GB10 devices require the proprietary NVIDIA driver on Talos — open-source drivers are not supported.

Driver Package Version Status
Proprietary production nonfree-kmod-nvidia-production 595.58.03 In use — works correctly
Open production nvidia-open-gpu-kernel-modules-production 595.x CUDA broken (cuInit() error 3)
Open LTS nvidia-open-gpu-kernel-modules-lts 580.126.20 Untested on Talos (stock DGX OS ships 580.126.09)

As of Talos v1.13.0-beta.1 (tested April 2026), the open-source production driver causes CUDA initialization failures (cuInit() error 3) in containers. This may be resolved in future Talos or driver releases.

See the Talos proprietary GPU driver docs for setup instructions.

Talos Extensions

Extension Purpose
siderolabs/nonfree-kmod-nvidia-production Proprietary NVIDIA kernel module
siderolabs/nvidia-container-toolkit-production NVIDIA container runtime
siderolabs/iscsi-tools iSCSI client
siderolabs/lldpd LLDP discovery

GPU Operator

GPU Operator v26.3.0 cannot parse Talos version strings (e.g., v1.13.0-beta.1).

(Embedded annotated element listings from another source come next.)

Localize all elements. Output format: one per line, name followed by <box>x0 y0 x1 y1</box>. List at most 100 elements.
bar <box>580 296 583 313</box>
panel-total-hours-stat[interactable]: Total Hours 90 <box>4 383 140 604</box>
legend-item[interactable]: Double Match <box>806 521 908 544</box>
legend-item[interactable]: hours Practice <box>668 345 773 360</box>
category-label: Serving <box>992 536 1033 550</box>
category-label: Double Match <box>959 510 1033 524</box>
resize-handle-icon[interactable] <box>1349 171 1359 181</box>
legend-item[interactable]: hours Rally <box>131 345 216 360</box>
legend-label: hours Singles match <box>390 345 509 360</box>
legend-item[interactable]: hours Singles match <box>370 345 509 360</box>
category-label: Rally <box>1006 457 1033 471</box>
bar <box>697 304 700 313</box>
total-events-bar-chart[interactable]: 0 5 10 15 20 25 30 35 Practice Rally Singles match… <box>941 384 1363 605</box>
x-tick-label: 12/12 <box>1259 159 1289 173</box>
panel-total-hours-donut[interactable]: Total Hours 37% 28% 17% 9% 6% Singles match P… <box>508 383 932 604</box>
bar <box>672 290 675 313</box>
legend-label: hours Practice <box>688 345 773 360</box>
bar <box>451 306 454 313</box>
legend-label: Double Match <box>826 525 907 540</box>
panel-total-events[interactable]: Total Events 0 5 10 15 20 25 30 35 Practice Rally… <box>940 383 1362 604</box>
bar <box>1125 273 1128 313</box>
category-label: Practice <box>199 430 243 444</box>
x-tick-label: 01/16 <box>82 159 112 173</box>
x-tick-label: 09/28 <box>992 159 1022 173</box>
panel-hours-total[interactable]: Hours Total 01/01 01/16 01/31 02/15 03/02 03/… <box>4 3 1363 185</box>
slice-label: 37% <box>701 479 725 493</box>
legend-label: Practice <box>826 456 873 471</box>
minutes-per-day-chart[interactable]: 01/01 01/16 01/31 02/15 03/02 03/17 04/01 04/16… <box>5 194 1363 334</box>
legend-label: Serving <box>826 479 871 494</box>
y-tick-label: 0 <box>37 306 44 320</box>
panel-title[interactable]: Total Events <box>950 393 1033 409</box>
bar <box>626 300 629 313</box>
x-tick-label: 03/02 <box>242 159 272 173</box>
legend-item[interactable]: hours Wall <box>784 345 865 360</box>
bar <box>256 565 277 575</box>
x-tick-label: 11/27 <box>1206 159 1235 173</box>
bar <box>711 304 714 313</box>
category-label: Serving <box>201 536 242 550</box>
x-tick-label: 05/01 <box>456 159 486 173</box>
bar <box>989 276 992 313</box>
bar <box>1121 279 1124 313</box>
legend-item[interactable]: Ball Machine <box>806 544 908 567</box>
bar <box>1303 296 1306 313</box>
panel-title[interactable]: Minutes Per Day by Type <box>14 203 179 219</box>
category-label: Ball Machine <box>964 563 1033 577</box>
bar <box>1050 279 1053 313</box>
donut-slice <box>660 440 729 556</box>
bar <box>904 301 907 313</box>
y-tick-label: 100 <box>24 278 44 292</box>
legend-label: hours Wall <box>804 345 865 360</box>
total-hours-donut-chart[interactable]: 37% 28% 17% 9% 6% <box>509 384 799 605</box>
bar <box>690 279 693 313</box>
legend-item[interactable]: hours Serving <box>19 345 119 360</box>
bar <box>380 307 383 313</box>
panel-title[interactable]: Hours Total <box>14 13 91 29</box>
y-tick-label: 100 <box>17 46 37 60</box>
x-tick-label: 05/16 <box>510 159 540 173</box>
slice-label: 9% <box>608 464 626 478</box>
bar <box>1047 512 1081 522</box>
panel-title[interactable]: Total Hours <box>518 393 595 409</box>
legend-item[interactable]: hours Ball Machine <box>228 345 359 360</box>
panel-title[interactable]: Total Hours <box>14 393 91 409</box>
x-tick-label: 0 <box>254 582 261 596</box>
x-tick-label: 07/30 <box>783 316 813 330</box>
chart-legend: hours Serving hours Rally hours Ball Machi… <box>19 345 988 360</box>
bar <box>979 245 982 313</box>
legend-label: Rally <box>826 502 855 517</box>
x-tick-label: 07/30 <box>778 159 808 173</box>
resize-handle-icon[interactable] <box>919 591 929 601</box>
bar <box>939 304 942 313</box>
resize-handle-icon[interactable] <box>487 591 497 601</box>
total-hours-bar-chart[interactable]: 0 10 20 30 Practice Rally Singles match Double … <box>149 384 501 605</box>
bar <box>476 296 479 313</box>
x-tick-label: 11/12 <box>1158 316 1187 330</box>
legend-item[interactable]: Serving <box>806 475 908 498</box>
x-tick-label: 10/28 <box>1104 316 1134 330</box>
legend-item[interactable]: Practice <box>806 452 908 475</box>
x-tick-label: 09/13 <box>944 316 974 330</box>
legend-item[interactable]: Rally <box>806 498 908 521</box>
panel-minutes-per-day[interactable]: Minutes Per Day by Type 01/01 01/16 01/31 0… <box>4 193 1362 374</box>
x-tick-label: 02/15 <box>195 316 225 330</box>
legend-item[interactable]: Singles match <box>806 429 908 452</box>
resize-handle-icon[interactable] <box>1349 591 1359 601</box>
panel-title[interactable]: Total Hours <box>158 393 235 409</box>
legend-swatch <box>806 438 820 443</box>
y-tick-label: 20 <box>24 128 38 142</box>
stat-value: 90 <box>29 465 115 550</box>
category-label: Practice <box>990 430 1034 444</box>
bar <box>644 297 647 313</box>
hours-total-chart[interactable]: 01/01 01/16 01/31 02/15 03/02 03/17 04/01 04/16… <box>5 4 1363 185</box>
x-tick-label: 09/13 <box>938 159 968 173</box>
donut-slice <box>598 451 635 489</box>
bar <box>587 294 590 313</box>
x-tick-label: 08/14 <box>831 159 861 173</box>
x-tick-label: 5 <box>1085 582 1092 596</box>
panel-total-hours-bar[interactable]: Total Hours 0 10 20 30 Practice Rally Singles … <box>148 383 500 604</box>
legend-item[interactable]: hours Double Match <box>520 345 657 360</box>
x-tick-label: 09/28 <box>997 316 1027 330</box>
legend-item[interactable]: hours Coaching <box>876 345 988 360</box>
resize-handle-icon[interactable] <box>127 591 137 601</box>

Workaround: Use patched operator image ghcr.io/nvidia/gpu-operator:670be908

See GPU Operator issue #2239.

Kernel Parameters

Parameters from the stock DGX OS investigation (not currently applied on Talos, documented for reference):

  • nvidia_drm modeset=0
  • init_on_alloc=0
  • pci=pcie_bus_safe

Node Taints

All DGX nodes are tainted with nvidia.com/gpu=NoSchedule so only workloads that explicitly tolerate GPU scheduling land on them. Typical workloads include vLLM inference and model loading.

Network Interfaces

Each DGX Spark has 2 physical ConnectX-7 QSFP56 ports and 1 Realtek RTL8127 10G copper port. Each physical CX-7 port is split across two PCIe lanes, presenting as two OS interfaces per physical port.

Physical Port 0 — GPU fabric via fairy-r02-fsw01

Connected via a 400G to 2x200G DAC breakout cable to the GPU fabric switch (MikroTik CRS804-4DDQ, fairy-r02-fsw01) for inter-node GPU communication (GPUDirect RDMA, tensor/pipeline parallelism).

Interface MTU
enp1s0f0np0 9000
enP2p1s0f0np0 9000

Physical Port 1 — Not connected

Interface MTU
enp1s0f1np1 9000
enP2p1s0f1np1 9000

Realtek RTL8127 — Primary network

Interface Speed MTU
enP7s7 10G 1500

Handles all Kubernetes and management traffic via fairy-r02-tor01 (Netgear XS724EMv2).